Annual Elections of Directors

Directors are elected each year at the annual meeting of stockholders to hold office until the next annual meeting and until their successors are elected and qualified. Because term limits may cause the loss of experience and expertise important to the optimal operation of the Board, we currently do not impose limits on the number of terms a director may serve. The Nominating and Corporate Governance Committee, however, does evaluate the qualifications and performance of each incumbent director before recommending the nomination of that director for an additional term.

Policy on Directors Who Fail to Achieve a Majority Vote

Our Corporate Governance Guidelines provide that, in an election of directors where the number of nominees does not exceed the number of directors to be elected, each director must receive the majority of the votes cast with respect to that director (without regard to withhold votes or broker non-votes). If a director does not receive a majority vote, the director will promptly, and in any event within ten (10) days from the date of the certification of the election results, tender his or her resignation to the Board.

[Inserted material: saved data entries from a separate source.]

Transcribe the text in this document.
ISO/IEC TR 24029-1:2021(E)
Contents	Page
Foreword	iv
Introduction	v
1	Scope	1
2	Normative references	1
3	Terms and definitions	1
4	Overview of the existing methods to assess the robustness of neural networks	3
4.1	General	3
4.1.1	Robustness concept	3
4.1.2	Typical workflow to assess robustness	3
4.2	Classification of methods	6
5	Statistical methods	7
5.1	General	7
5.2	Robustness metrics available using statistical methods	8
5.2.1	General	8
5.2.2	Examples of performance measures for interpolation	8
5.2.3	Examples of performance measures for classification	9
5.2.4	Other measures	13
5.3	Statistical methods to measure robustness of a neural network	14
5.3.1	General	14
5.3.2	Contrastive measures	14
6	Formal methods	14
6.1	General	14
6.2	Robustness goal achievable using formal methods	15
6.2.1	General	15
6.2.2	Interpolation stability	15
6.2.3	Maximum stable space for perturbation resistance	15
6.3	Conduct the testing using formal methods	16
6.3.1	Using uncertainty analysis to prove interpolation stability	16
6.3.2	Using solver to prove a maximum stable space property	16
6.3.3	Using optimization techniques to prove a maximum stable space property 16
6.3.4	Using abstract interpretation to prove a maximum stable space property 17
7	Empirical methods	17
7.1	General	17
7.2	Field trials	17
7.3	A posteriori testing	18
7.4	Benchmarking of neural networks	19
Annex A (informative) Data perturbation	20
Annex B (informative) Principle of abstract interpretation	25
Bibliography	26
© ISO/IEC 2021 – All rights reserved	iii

The Nominating and Corporate Governance Committee will make a recommendation to the Board on whether to accept or reject the resignation, or whether other action should be taken. The Board will act on the resignation taking into account the recommendation of the Nominating and Corporate Governance Committee. The Nominating and Corporate Governance Committee, in making its recommendation, and the Board, in making its decision, may each consider any factors or other information that it considers appropriate and relevant, including, but not limited to:

 

   

the stated reasons, if any, why stockholders withheld their votes;

 

   

possible alternatives for curing the underlying cause of the withheld votes;

 

   

the director’s tenure, qualifications, and past and expected future contributions to the Company; and

 

   

the overall composition of the Board, and whether accepting the tendered resignation would cause the Company to fail to meet any applicable rule or regulation, including under NYSE listing requirements and federal securities laws.

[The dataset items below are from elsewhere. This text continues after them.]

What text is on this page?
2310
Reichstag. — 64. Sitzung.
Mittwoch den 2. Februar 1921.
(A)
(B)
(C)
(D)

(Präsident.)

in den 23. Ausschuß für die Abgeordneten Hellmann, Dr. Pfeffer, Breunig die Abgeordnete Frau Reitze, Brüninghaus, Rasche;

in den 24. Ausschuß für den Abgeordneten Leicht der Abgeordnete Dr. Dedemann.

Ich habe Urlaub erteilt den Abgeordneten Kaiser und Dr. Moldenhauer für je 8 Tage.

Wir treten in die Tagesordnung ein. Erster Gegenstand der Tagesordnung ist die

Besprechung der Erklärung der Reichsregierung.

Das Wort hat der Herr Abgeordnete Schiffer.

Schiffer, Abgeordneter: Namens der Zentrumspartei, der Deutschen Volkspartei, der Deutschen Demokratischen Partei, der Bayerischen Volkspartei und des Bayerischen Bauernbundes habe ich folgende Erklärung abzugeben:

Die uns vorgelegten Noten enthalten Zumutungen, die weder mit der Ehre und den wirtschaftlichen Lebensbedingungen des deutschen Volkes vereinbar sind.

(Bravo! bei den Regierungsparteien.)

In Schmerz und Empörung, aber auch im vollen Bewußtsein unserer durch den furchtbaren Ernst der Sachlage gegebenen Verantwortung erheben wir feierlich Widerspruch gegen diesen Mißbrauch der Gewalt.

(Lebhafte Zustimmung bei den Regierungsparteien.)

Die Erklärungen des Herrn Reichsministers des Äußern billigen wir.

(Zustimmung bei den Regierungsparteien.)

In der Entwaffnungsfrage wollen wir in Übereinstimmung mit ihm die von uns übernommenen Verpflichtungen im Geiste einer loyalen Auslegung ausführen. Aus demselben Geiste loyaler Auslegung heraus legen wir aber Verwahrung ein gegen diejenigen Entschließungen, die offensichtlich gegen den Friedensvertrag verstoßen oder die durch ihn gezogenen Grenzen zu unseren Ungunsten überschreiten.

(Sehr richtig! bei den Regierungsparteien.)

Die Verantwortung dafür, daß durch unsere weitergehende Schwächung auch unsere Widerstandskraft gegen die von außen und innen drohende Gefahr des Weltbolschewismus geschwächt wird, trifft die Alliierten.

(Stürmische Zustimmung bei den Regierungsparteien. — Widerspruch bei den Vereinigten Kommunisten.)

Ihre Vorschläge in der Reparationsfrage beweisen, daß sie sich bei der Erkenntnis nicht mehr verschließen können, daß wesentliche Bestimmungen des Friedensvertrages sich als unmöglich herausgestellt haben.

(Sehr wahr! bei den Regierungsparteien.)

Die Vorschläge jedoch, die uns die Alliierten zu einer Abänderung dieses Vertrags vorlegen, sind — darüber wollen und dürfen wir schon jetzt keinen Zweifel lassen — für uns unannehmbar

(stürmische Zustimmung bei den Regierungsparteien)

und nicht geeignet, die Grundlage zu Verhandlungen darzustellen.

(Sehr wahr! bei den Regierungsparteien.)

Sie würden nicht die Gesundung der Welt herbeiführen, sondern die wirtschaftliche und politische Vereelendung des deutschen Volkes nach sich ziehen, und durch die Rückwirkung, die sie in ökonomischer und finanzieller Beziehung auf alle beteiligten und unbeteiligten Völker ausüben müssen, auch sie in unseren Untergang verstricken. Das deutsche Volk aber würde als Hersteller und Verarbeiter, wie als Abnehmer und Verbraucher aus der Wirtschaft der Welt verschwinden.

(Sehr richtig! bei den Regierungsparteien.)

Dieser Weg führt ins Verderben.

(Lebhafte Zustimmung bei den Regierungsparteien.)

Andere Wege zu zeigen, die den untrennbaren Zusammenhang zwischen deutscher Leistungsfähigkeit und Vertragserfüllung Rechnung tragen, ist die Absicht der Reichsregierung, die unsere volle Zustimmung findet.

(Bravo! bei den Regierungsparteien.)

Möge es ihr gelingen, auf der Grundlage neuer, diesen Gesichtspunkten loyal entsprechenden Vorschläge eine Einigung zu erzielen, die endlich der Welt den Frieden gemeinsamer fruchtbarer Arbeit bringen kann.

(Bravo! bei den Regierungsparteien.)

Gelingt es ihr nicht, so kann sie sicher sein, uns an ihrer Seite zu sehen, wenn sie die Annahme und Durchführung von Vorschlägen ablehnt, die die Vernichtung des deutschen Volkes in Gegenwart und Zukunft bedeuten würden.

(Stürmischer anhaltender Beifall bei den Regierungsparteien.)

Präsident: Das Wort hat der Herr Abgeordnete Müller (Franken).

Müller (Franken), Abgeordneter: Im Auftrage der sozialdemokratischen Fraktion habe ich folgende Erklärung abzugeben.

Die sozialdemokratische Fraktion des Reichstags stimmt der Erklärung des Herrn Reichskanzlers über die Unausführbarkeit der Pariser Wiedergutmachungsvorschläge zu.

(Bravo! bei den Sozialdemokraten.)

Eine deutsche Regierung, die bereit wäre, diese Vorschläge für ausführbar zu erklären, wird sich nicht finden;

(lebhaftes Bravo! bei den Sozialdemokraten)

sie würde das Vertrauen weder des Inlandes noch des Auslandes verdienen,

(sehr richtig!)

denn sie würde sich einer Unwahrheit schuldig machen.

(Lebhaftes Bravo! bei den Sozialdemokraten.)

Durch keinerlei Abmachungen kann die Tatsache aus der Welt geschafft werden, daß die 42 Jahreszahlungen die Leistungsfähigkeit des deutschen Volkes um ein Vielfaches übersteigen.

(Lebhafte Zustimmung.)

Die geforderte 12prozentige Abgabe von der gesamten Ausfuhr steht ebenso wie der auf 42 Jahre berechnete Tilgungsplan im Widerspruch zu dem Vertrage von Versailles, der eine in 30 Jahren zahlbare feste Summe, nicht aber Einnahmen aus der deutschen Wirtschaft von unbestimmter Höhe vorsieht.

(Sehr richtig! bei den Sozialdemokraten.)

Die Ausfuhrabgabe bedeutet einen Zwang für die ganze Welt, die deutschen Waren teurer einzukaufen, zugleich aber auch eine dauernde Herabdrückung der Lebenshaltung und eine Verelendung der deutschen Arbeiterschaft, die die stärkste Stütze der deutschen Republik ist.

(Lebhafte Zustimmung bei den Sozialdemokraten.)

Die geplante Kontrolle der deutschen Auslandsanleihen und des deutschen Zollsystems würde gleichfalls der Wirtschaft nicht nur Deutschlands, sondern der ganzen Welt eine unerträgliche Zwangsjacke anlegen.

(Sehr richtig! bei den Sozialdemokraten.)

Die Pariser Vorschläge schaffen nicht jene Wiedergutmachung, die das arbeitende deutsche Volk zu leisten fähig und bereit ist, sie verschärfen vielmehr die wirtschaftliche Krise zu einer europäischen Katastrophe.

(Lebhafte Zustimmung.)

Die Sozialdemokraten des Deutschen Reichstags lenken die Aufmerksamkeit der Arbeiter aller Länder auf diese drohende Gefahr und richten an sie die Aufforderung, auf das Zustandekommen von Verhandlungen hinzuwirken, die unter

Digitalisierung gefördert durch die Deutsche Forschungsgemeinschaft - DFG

When deciding the action to take, the Board may accept or reject the resignation offer or, upon the recommendation of the Nominating and Corporate Governance Committee, decide to pursue alternative actions such as (i) allowing the director to remain on the Board but not be re-nominated to the Board at the end of the current term, (ii) deferring acceptance of the resignation until a replacement director with certain necessary qualifications held by the subject director (for example, audit committee financial expertise) can be identified and elected to the Board, or (iii) deferring acceptance of the resignation if the director can cure the underlying cause of the withheld votes within a specified period of time (for example, if the withheld votes were due to another board directorship, by resigning from that other board). If the Board accepts a director’s resignation offer, then the Board, in its sole discretion, may fill any resulting vacancy or may decrease the size of the Board, in each case pursuant to the applicable provisions of the Company’s bylaws as then in effect. If the Board rejects a director’s resignation offer, then such director will continue to serve through the remainder of his or her term and until his or her successor is duly elected, or his or her earlier resignation or removal.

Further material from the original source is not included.